Em geral
Por Em geral -
A República dialética de Lu
Não direi o nome do país; é segredo. Mas Lu é o pai da pátria. Filósofo, oriental e, até por isso, bem moderno, passeou pelo mundo, estudou Lógica, Pragmática, Marx, Paulo Freire, Paul Grice, misturou tudo e temperou numa sopa já pronta de ideias de Confúcio.
A conclusão do sábio Lu foi que a democracia depende menos da forma de governo do que de regras subjacentes que comandem o círculo virtuoso da gestão pública. Cabe à Educação ensiná-las às pessoas, à Sociedade cumpri-las e ao Estado gerir para que se apliquem.
O princípio geral do pensamento de Lu é confuciano. “Ouvir atentamente, refletir antes de falar, responder com serenidade”, aconselha. “Dominar a raiva; não fazer apostas; resistir com bravura, mas jamais se vingar; compreender o mal para cortar-lhe as raízes. Em palavras e bens, praticar a moderação.”

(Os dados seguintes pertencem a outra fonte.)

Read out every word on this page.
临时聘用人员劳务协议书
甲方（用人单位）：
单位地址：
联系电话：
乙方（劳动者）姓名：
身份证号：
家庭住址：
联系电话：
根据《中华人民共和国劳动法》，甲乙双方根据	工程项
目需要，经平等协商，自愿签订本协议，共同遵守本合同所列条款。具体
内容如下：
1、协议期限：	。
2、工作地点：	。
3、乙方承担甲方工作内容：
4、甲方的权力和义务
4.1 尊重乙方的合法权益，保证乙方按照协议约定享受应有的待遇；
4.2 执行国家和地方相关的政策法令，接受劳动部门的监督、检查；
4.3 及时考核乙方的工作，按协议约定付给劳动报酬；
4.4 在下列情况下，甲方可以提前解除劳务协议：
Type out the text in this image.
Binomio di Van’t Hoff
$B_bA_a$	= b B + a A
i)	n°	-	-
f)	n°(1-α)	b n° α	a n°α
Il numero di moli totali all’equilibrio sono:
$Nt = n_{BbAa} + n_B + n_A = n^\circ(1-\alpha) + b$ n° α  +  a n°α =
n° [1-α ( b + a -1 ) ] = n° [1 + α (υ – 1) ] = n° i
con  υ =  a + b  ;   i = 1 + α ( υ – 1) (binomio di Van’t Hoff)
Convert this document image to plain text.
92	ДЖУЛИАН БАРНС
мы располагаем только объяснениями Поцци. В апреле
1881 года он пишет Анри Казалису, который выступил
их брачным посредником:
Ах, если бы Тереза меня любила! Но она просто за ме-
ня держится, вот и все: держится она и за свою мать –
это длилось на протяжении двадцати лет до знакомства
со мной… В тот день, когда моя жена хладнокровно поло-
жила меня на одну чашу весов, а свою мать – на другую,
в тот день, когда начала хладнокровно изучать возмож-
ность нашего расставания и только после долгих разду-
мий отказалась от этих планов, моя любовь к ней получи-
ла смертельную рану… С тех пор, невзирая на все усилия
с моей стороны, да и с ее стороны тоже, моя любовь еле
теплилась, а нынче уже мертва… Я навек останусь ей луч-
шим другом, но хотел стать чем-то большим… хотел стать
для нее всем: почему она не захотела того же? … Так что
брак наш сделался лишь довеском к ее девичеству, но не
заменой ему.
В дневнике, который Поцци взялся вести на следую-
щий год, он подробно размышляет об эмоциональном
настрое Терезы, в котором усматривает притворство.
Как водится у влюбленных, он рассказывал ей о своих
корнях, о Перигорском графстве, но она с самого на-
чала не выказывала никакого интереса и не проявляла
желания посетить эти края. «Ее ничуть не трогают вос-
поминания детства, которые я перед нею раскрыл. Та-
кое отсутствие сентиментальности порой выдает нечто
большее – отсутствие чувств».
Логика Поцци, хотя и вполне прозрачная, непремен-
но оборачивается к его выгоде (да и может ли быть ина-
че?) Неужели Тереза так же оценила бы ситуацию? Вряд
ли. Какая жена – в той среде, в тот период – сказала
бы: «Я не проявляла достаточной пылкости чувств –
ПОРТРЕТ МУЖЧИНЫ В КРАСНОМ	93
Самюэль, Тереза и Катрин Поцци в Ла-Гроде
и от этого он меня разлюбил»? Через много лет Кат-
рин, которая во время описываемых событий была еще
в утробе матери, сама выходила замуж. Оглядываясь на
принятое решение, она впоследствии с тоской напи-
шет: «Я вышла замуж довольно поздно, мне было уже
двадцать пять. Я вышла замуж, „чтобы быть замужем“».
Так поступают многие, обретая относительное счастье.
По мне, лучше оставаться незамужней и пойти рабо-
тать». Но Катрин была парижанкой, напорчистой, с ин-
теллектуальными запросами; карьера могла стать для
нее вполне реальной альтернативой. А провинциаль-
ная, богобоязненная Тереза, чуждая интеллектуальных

Argumentei com ele que isso é um projeto moral, não político, mas respondeu que a política só tem sentido como projeção da moral na sociedade. “O comandante é o último na fila dos privilégios, aquele que pensa duas vezes nos seus caminhos antes de comprar um sapato”: esse compromisso exclui os vaidosos e os banqueiros. Cabe ao Estado “encarnar a esperança dos mais fracos e mais pobres e conter a ambição dos mais poderosos e mais ricos”.
A implantação do materialismo radical de Lu começa pelas escolas. Não existem exatamente séries, mas os estudantes de turmas avançadas, geralmente mais antigos, aprendem as manhas da dialética. Cabe a eles julgar os argumentos dos mais jovens e também dos professores. Cada vez que algum foge do tema em discussão para criticar o oponente, perde pontos; o mesmo quando valida sua posição por ser mais velho, mais forte, mais popular ou apoiado no senso comum. Em suma, são expostas e punidas todas as falácias e os raciocínios falsos – por exemplo, afirmar o consequente ou negar o antecedente em uma proposição – ou silogismo - condicional.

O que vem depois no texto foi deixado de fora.